The first thing I noticed while queueing for entrance to the cinema was a sea of brown hair. I couldn’t help but wonder whether the nature of the film would be lost to those within its own culture. Looking around me in the cinema all the people around me were educated, middle-class. The purpose of the film, that of tolerance, acceptance and understanding advertised to those with little tolerance, little acceptance and little understanding.

On the other hand, it was refreshing to witness those not known to laugh at themselves to do just that. I did go with high expectations, which unfortunately the film did not meet. With Omid Djalili as the lead, I was hoping for laughs yet couldn’t help but wonder whether Omid Djalili is now playing his race card a little too much and indeed whether he is popular among the non-Iranian community. Do people admire Omid Djalili due to his talent or just because he is Iranian?

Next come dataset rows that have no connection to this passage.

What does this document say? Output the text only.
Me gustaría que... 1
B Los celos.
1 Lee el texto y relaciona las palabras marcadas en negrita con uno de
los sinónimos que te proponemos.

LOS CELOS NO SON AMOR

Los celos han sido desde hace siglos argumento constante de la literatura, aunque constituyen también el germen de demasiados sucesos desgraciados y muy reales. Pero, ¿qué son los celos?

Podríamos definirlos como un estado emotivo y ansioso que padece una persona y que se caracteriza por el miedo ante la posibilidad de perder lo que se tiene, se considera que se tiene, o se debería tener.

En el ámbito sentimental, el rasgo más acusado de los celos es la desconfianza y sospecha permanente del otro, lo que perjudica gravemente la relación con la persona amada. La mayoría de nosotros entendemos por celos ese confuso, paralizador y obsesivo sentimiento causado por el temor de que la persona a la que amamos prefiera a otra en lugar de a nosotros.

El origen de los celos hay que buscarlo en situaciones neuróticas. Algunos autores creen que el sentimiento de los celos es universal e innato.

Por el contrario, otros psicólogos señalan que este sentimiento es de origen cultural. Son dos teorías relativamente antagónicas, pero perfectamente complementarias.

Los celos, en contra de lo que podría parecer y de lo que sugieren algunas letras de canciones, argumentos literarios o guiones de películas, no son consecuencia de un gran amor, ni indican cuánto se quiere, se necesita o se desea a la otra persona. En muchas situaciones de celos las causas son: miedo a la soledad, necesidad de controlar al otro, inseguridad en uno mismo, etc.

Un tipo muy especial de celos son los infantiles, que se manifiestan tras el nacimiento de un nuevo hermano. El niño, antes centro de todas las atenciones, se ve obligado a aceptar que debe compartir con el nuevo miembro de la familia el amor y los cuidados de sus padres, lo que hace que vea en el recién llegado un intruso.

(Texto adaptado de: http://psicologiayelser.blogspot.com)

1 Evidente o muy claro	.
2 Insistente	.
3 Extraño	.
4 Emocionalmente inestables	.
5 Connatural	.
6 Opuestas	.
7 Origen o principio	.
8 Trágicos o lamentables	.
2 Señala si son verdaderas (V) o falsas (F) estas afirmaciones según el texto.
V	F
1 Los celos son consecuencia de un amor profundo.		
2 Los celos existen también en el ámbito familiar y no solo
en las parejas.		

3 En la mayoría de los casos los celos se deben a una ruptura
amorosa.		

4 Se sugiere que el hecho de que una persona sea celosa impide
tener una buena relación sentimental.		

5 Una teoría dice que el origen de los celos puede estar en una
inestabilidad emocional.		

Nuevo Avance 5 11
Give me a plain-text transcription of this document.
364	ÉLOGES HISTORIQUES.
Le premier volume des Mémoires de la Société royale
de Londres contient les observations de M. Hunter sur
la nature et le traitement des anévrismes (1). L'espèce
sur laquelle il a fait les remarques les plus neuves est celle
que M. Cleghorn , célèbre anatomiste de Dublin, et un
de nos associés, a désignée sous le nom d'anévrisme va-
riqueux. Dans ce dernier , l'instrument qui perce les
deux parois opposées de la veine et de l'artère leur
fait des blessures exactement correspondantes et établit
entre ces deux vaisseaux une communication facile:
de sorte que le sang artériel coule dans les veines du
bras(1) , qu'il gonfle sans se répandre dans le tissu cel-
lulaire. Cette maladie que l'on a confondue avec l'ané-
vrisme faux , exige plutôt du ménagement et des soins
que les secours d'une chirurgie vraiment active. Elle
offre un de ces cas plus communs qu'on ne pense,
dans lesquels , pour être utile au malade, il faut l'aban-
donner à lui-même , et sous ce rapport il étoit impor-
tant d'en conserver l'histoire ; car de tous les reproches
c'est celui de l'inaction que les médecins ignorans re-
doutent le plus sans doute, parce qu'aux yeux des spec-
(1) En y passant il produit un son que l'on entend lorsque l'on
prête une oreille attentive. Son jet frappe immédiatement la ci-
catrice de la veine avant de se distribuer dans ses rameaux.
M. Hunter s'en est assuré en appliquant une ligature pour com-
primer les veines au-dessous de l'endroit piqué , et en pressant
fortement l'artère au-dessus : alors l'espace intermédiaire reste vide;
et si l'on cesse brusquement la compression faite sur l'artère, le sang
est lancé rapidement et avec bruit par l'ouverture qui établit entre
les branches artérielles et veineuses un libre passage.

The film was very slow and predicable. In fact in my opinion, Omids talent and size of character outshines the film and any message it carried (through no fault of Omid himself). In the end, the film remained simply as a production starring Omid Djalili an Iranian comic actor playing a Muslim who finds he has been adopted from Jewish parents. The only laugh out loud moments are in the preview of the film and so after watching it I was left wondering what the hype was indeed all about.

One thing did come to light for me. Both those of the Jewish and Muslim faiths believe everyone is against them. Perhaps they are not so different after all. As the famous saying goes: “like and like don’t mix”. One thing for sure though is that the Christian culture/religion is no longer mainstream in Christian Britain.